– Этот шлюз называется «Марш», – объяснила Линни, встав рядом со мной и глядя, как катер носом разрезает воду. – Крепкий орешек, когда идешь с этой стороны, навстречу течению.
Когда мы подошли ближе, я понял, что она имела в виду. Широкая река внезапно сужалась, ограниченная воротами шлюза слева и его створом – справа. Маленькие водовороты и вспененные фонтаны брызг встретили катер ярдов за пятьдесят до шлюза. Капли взлетали вверх, искрились на солнце и осыпали нас сияющим облаком. Под напором воды катер начало раскачивать из стороны в сторону, и Кибл быстро крутил штурвал, чтобы удержать его прямо. Впереди тонны зелено-коричневой, сверкающей, вспененной воды со страшным грохотом перелетали через створ, обдавая нас запахом тины и плесени.

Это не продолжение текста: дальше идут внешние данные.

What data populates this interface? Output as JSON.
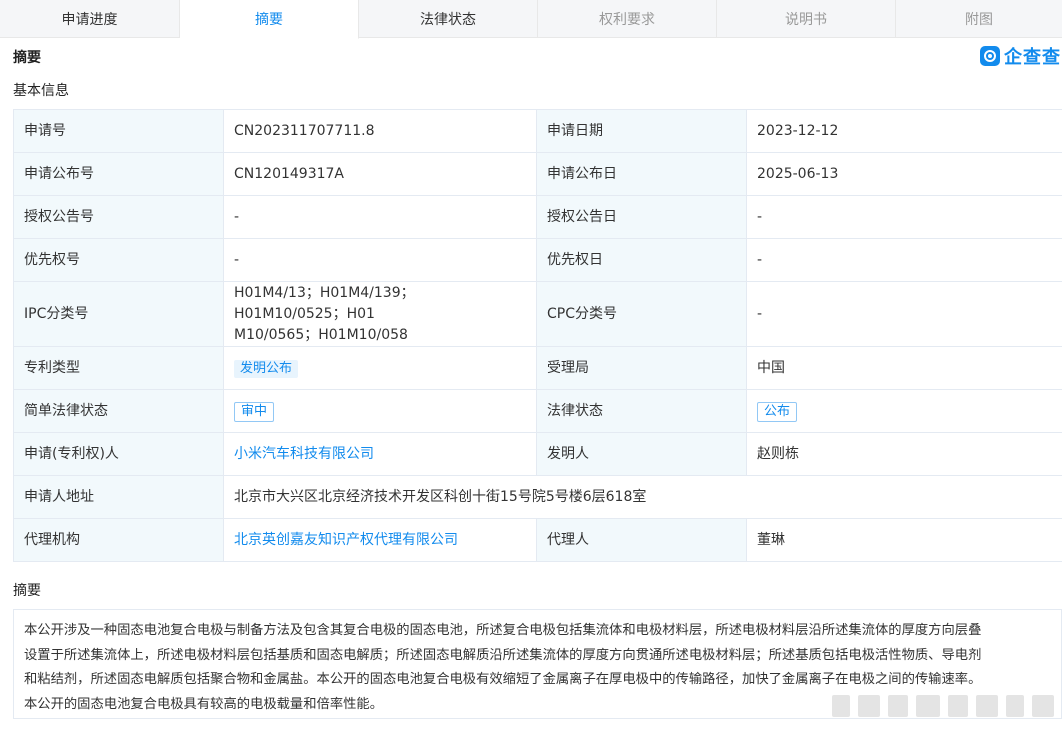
{
  "tabs": [
    {
      "label": "申请进度",
      "state": "normal"
    },
    {
      "label": "摘要",
      "state": "active"
    },
    {
      "label": "法律状态",
      "state": "normal"
    },
    {
      "label": "权利要求",
      "state": "disabled"
    },
    {
      "label": "说明书",
      "state": "disabled"
    },
    {
      "label": "附图",
      "state": "disabled"
    }
  ],
  "header": {
    "title": "摘要",
    "logo_text": "企查查"
  },
  "basic_info": {
    "title": "基本信息",
    "rows": [
      {
        "l1": "申请号",
        "v1": "CN202311707711.8",
        "l2": "申请日期",
        "v2": "2023-12-12"
      },
      {
        "l1": "申请公布号",
        "v1": "CN120149317A",
        "l2": "申请公布日",
        "v2": "2025-06-13"
      },
      {
        "l1": "授权公告号",
        "v1": "-",
        "l2": "授权公告日",
        "v2": "-"
      },
      {
        "l1": "优先权号",
        "v1": "-",
        "l2": "优先权日",
        "v2": "-"
      },
      {
        "l1": "IPC分类号",
        "v1a": "H01M4/13；H01M4/139；H01M10/0525；H01",
        "v1b": "M10/0565；H01M10/058",
        "l2": "CPC分类号",
        "v2": "-"
      },
      {
        "l1": "专利类型",
        "v1": "发明公布",
        "l2": "受理局",
        "v2": "中国"
      },
      {
        "l1": "简单法律状态",
        "v1": "审中",
        "l2": "法律状态",
        "v2": "公布"
      },
      {
        "l1": "申请(专利权)人",
        "v1": "小米汽车科技有限公司",
        "l2": "发明人",
        "v2": "赵则栋"
      },
      {
        "l1": "申请人地址",
        "v1": "北京市大兴区北京经济技术开发区科创十街15号院5号楼6层618室"
      },
      {
        "l1": "代理机构",
        "v1": "北京英创嘉友知识产权代理有限公司",
        "l2": "代理人",
        "v2": "董琳"
      }
    ]
  },
  "abstract": {
    "title": "摘要",
    "lines": [
      "本公开涉及一种固态电池复合电极与制备方法及包含其复合电极的固态电池，所述复合电极包括集流体和电极材料层，所述电极材料层沿所述集流体的厚度方向层叠",
      "设置于所述集流体上，所述电极材料层包括基质和固态电解质；所述固态电解质沿所述集流体的厚度方向贯通所述电极材料层；所述基质包括电极活性物质、导电剂",
      "和粘结剂，所述固态电解质包括聚合物和金属盐。本公开的固态电池复合电极有效缩短了金属离子在厚电极中的传输路径，加快了金属离子在电极之间的传输速率。",
      "本公开的固态电池复合电极具有较高的电极载量和倍率性能。"
    ]
  }
}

Низкая деревянная стена отделяла подход к шлюзу от водоворота бурлившей воды. Кибл осторожно направил катер в спокойную воду. Теллер, стоя на крыше каюты, набросил канат на крюк причального столба. Питер с кормы накинул свой конец на швартовую тумбу. Я, стоя на корме, лениво разглядывал возвышавшийся створ. Взлетающая, падающая, пенящаяся, бурлящая вода снова скатывалась в русло реки и рассыпалась на солнце тысячью водяных искр. Я почувствовал тепло и мелкие брызги на лице и подумал, что если кто-то упадет туда, то вряд ли выберется.
Ворота шлюза растворились, суда, идущие вниз по течению, пропыхтели мимо нас, и «Летящая коноплянка» вошла в шлюз. Теллер и Питер выполнили свои манипуляции с канатами. Вода поднималась к верхним воротам и поднимала катер. Через десять минут мы вышли из шлюза на широкое спокойное течение шестью футами выше, чем вошли.

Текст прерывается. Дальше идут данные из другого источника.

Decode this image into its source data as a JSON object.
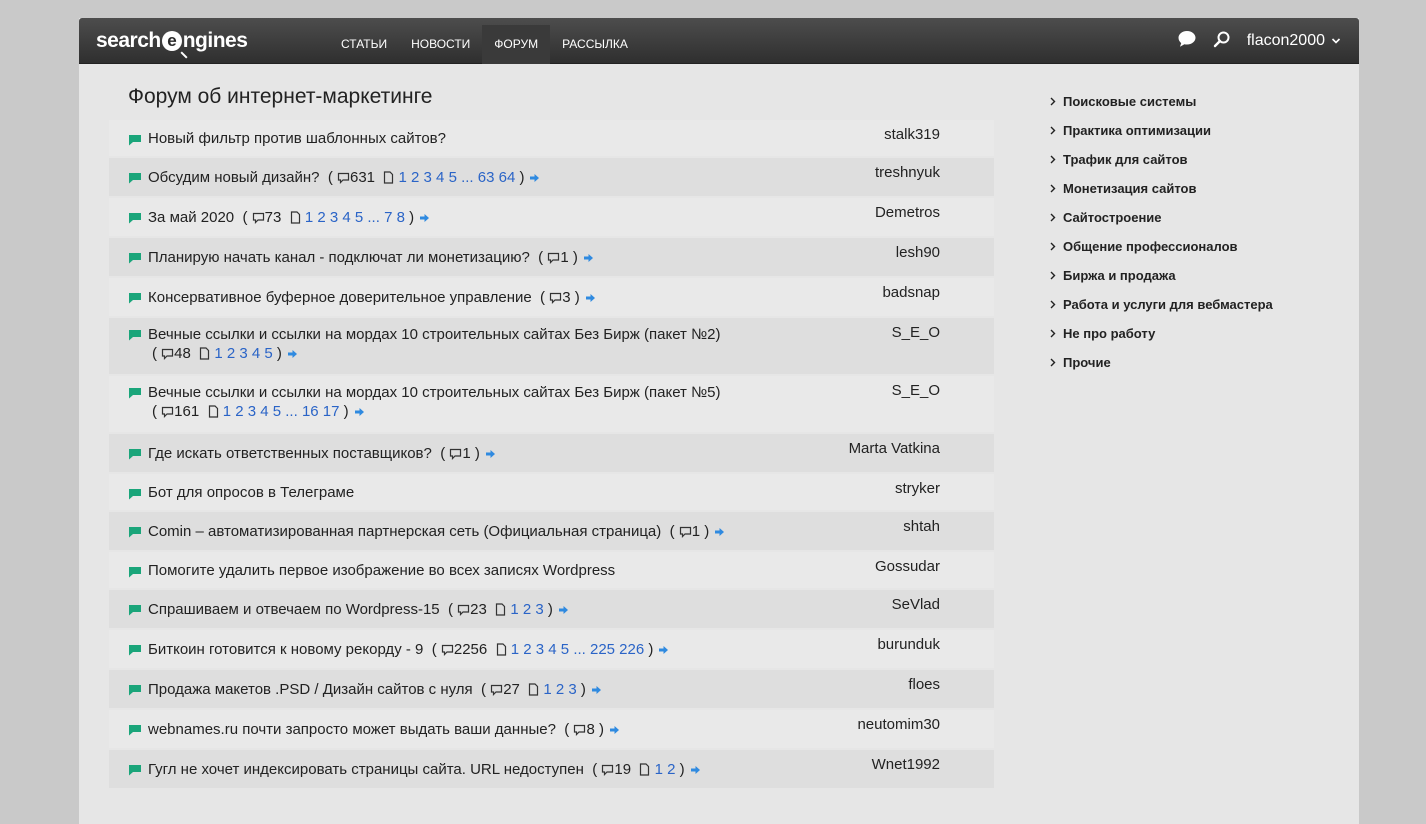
{
  "header": {
    "logo_left": "search",
    "logo_e": "e",
    "logo_right": "ngines",
    "nav": [
      "СТАТЬИ",
      "НОВОСТИ",
      "ФОРУМ",
      "РАССЫЛКА"
    ],
    "active_nav": "ФОРУМ",
    "username": "flacon2000"
  },
  "page_title": "Форум об интернет-маркетинге",
  "topics": [
    {
      "title": "Новый фильтр против шаблонных сайтов?",
      "author": "stalk319"
    },
    {
      "title": "Обсудим новый дизайн?",
      "replies": "631",
      "pages": "1 2 3 4 5 ... 63 64",
      "author": "treshnyuk"
    },
    {
      "title": "За май 2020",
      "replies": "73",
      "pages": "1 2 3 4 5 ... 7 8",
      "author": "Demetros"
    },
    {
      "title": "Планирую начать канал - подключат ли монетизацию?",
      "replies": "1",
      "author": "lesh90"
    },
    {
      "title": "Консервативное буферное доверительное управление",
      "replies": "3",
      "author": "badsnap"
    },
    {
      "title": "Вечные ссылки и ссылки на мордах 10 строительных сайтах Без Бирж (пакет №2)",
      "replies": "48",
      "pages": "1 2 3 4 5",
      "author": "S_E_O"
    },
    {
      "title": "Вечные ссылки и ссылки на мордах 10 строительных сайтах Без Бирж (пакет №5)",
      "replies": "161",
      "pages": "1 2 3 4 5 ... 16 17",
      "author": "S_E_O"
    },
    {
      "title": "Где искать ответственных поставщиков?",
      "replies": "1",
      "author": "Marta Vatkina"
    },
    {
      "title": "Бот для опросов в Телеграме",
      "author": "stryker"
    },
    {
      "title": "Comin – автоматизированная партнерская сеть (Официальная страница)",
      "replies": "1",
      "author": "shtah"
    },
    {
      "title": "Помогите удалить первое изображение во всех записях Wordpress",
      "author": "Gossudar"
    },
    {
      "title": "Спрашиваем и отвечаем по Wordpress-15",
      "replies": "23",
      "pages": "1 2 3",
      "author": "SeVlad"
    },
    {
      "title": "Биткоин готовится к новому рекорду - 9",
      "replies": "2256",
      "pages": "1 2 3 4 5 ... 225 226",
      "author": "burunduk"
    },
    {
      "title": "Продажа макетов .PSD / Дизайн сайтов с нуля",
      "replies": "27",
      "pages": "1 2 3",
      "author": "floes"
    },
    {
      "title": "webnames.ru почти запросто может выдать ваши данные?",
      "replies": "8",
      "author": "neutomim30"
    },
    {
      "title": "Гугл не хочет индексировать страницы сайта. URL недоступен",
      "replies": "19",
      "pages": "1 2",
      "author": "Wnet1992"
    }
  ],
  "sidebar": [
    "Поисковые системы",
    "Практика оптимизации",
    "Трафик для сайтов",
    "Монетизация сайтов",
    "Сайтостроение",
    "Общение профессионалов",
    "Биржа и продажа",
    "Работа и услуги для вебмастера",
    "Не про работу",
    "Прочие"
  ],
  "colors": {
    "bullet": "#1aa57a",
    "link": "#2a64c7",
    "arrow": "#2f8ae0",
    "topbar": "#3a3a3a"
  },
  "icons": {
    "chat": "chat-bubble-icon",
    "search": "search-icon",
    "replies": "comment-icon",
    "pages": "page-icon",
    "go_last": "arrow-right-icon",
    "chevron": "chevron-right-icon"
  }
}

– На Темзе пятьдесят шлюзов, – сказал Кибл. – «Лечлейд» самый высокий, через него можно пройти только на гребной лодке, он футов триста над уровнем моря.
– Настоящая лестница, – заметил я.
– У викторианцев рождались блестящие идеи, – кивнул Кибл.
Теллер, стоя на носу, складывал канат кольцами; козырек его бейсбольной кепки торчал вперед, будто клюв насторожившейся птицы. Я наблюдал за ним, и Кибл проследил за моим взглядом.
Поднявшись на полмили выше шлюза, мы сделали, очевидно, запланированную остановку у речного паба. Теллер спрыгнул на берег, накинул свой канат на швартовую тумбу, и мы пристали. Потом они с Питером мастерски скрутили канат морским узлом, и вся компания спустилась на берег.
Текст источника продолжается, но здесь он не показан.